Corinne Dadat, une femme de ménage sur les planches du théâtre de la Colline

Corinne Dadat et Mohamed El Khatib.
Corinne Dadat et Mohamed El Khatib. (Capture d'écran reportage France 3 - Basse Normandie)

Corinne Dadat, femme de ménage, interprète son quotidien dans une pièce chorégraphiée de Mohamed El Khatib au théâtre de la Colline à Paris.

Une femme de ménage sur une scène, mais pas pour y passer la serpillère : Moi, Corinne Dadat est un spectacle de Mohamed El Khatib, actuellement au théâtre de la Colline à Paris. Avec beaucoup d'humour, le metteur en scène-chorégraphe dirige cette femme de ménage rencontrée à Bourges. Depuis trois ans, ils ne se quittent plus.

"Tu ne disais jamais bonjour !"

L'histoire commence mal, Mohamed El Khatib anime un atelier de théâtre dans un lycée de Bourges, là où travaille Corinne Dadat, femme de ménage, 53 ans. "Tu ne disais jamais bonjour, dit le premier, quand je suis venu te voir..." "Ben oui, lui répond la seconde. Les gens ne disent jamais bonjour. Alors ça m'a fait du bien, quand tu m'as posé cette question là..."

Corinne Dadat, une femme de ménage sur les planches du théâtre de la Colline
--'--
--'--

"Il a fallu le temps de s'apprivoiser mutuellement. Le temps que s'installe une confiance... Ce qui m'a frappé, c'est sa capacité à apprendre l'espace, une forme de virtuosité dans le ménage, une extrême précision", explique Mohamed El Khatib. "J'ai dit oui tout de suite, se souvient Corinne Dadat. Et pourtant il n'avait rien écrit. Je me suis méfiée au début... Le plus dur, c'est d'attendre que les gens entrent et s'asseoient. C'est horrible ça..."

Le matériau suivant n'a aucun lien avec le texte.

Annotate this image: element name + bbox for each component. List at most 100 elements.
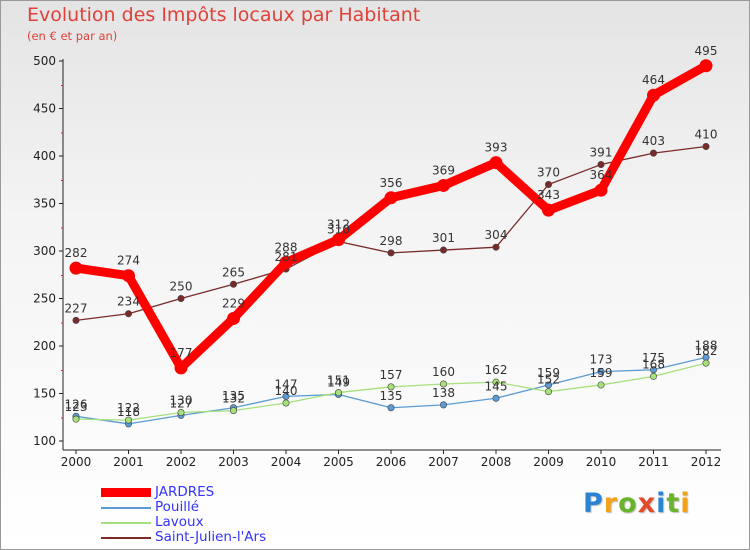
y-tick-label: 350 (33, 197, 56, 211)
data-point (702, 143, 710, 151)
data-point (702, 359, 710, 367)
legend-swatch (101, 507, 151, 509)
data-point (387, 383, 395, 391)
y-tick-label: 200 (33, 339, 56, 353)
data-label: 123 (65, 400, 88, 414)
y-tick-label: 250 (33, 292, 56, 306)
data-label: 122 (117, 401, 140, 415)
data-point (597, 368, 605, 376)
logo-letter: o (618, 488, 638, 519)
data-point (227, 311, 240, 325)
data-label: 343 (537, 188, 560, 202)
x-tick-label: 2001 (113, 455, 144, 469)
data-label: 188 (695, 338, 718, 352)
data-label: 298 (380, 234, 403, 248)
x-tick-label: 2003 (218, 455, 249, 469)
data-label: 403 (642, 134, 665, 148)
data-point (334, 389, 342, 397)
data-point (72, 415, 80, 423)
x-tick-label: 2004 (271, 455, 302, 469)
data-label: 135 (222, 389, 245, 403)
data-point (649, 372, 657, 380)
data-label: 138 (432, 386, 455, 400)
data-point (122, 269, 135, 283)
data-point (125, 416, 133, 424)
data-point (332, 233, 345, 247)
data-label: 168 (642, 357, 665, 371)
legend-swatch (101, 488, 151, 497)
data-label: 288 (275, 240, 298, 254)
axes: 100 150 200 250 300 350 400 450 500 2000 2001 2002 2… (33, 54, 721, 469)
data-point (279, 255, 293, 269)
x-tick-label: 2000 (61, 455, 92, 469)
data-point (177, 408, 185, 416)
data-point (384, 191, 398, 205)
x-tick-label: 2011 (638, 455, 669, 469)
data-label: 274 (117, 254, 140, 268)
data-label: 118 (117, 405, 140, 419)
x-tick-label: 2007 (428, 455, 459, 469)
data-label: 140 (275, 384, 298, 398)
x-tick-label: 2006 (376, 455, 407, 469)
data-point (492, 394, 500, 402)
data-label: 369 (432, 163, 455, 177)
legend-label: JARDRES (155, 484, 215, 500)
data-point (177, 294, 185, 302)
data-point (230, 280, 238, 288)
data-point (72, 316, 80, 324)
legend-label: Pouillé (155, 499, 200, 515)
y-tick-label: 450 (33, 102, 56, 116)
data-point (492, 243, 500, 251)
x-tick-label: 2005 (323, 455, 354, 469)
data-point (594, 183, 608, 197)
x-tick-label: 2009 (533, 455, 564, 469)
data-label: 162 (485, 363, 508, 377)
data-label: 157 (380, 368, 403, 382)
data-point (699, 59, 713, 73)
logo-letter: t (666, 488, 681, 519)
x-tick-label: 2010 (586, 455, 617, 469)
legend-label: Saint-Julien-l'Ars (155, 529, 267, 545)
data-label: 149 (327, 375, 350, 389)
data-label: 229 (222, 296, 245, 310)
logo-letter: i (656, 488, 667, 519)
data-label: 364 (590, 168, 613, 182)
data-label: 152 (537, 373, 560, 387)
data-label: 464 (642, 73, 665, 87)
logo-letter: x (637, 488, 657, 519)
data-label: 282 (65, 246, 88, 260)
data-point (174, 361, 188, 375)
data-point (69, 261, 83, 275)
data-point (649, 149, 657, 157)
data-point (544, 388, 552, 396)
data-label: 145 (485, 379, 508, 393)
data-label: 393 (485, 141, 508, 155)
data-point (544, 181, 552, 189)
x-tick-label: 2012 (691, 455, 722, 469)
y-tick-label: 150 (33, 387, 56, 401)
legend-swatch (101, 537, 151, 539)
data-label: 391 (590, 146, 613, 160)
data-label: 281 (275, 250, 298, 264)
data-label: 227 (65, 301, 88, 315)
data-label: 250 (170, 280, 193, 294)
data-label: 370 (537, 166, 560, 180)
data-label: 356 (380, 176, 403, 190)
data-label: 234 (117, 295, 140, 309)
data-label: 127 (170, 396, 193, 410)
y-tick-label: 400 (33, 149, 56, 163)
data-label: 301 (432, 231, 455, 245)
data-label: 173 (590, 353, 613, 367)
y-tick-label: 500 (33, 54, 56, 68)
data-label: 304 (485, 228, 508, 242)
data-label: 182 (695, 344, 718, 358)
data-labels: 282 274 177 229 288 312 356 369 393 343 364 464 495 1… (65, 44, 718, 419)
data-label: 495 (695, 44, 718, 58)
chart-title: Evolution des Impôts locaux par Habitant (27, 4, 421, 26)
data-point (437, 178, 450, 192)
data-point (387, 249, 395, 257)
data-point (282, 399, 290, 407)
legend-label: Lavoux (155, 514, 204, 530)
legend-swatch (101, 522, 151, 524)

Une femme de l'ombre dans la lumière, sans pathos

Sur scène, Corinne Dadat improvise chaque soir, épaulée par la danseuse Elodie Guézou, elle tente des chorégraphies. Cash, drôle, elle parle de sa vie : "On est des femmes de l'ombre", dit-elle. Mohamed El Khatib, la met en lumière, sans pathos, ni parole moralisatrice. "Je suis issu d'une famille de culture ouvrière. Quand je vois Corinne, je vois ma mère, d'une certaine manière. Ce sont des gens qui ont une vie extrêmement laborieuse et beaucoup de dignité... Puisque les gens auxquels on souhaite s'adresser ne viennent pas dans les salles de théâtre, on les fait venir sur les plateaux !" En peuplant les plateaux, le metteur en scène espère peupler les salles, un peu plus à l'image de la France d'aujourd'hui, dans sa diversité.

"Dans mon lycée, se souvient Corinne Dadat, il y avait des profs qui ne me disaient jamais bonjour. Et après ma représentation à Bourges, en reprenant le travail, les profs sont passés à côté de moi, et m'ont, là, dit bonjour. Il y en a qui me disaient même "Bonjour Coco ! Faux-culs, va..."

Entre deux spectacles, le retour au travail

Depuis trois ans Moi, Corinne Dadat tourne en France et à l'étranger, entre deux spectacles, Corinne retourne travailler. "Cela me change, s'amuse-t-elle. Parce que je n'étais jamais sortie de Bourges. Maintenant, je prends le train toute seule, je vais dans les hôtels, je mange dans les restaurants." Il y a bien une chose qui lui manque : son fils de 35 ans, qui vit à La Réunion. Elle espère que lui aussi viendra la voir, malgré les billets d'avion.

>> Moi, Corinne Dadat au théâtre de la Colline à Paris jusqu'au 1er avril et en tournée en France.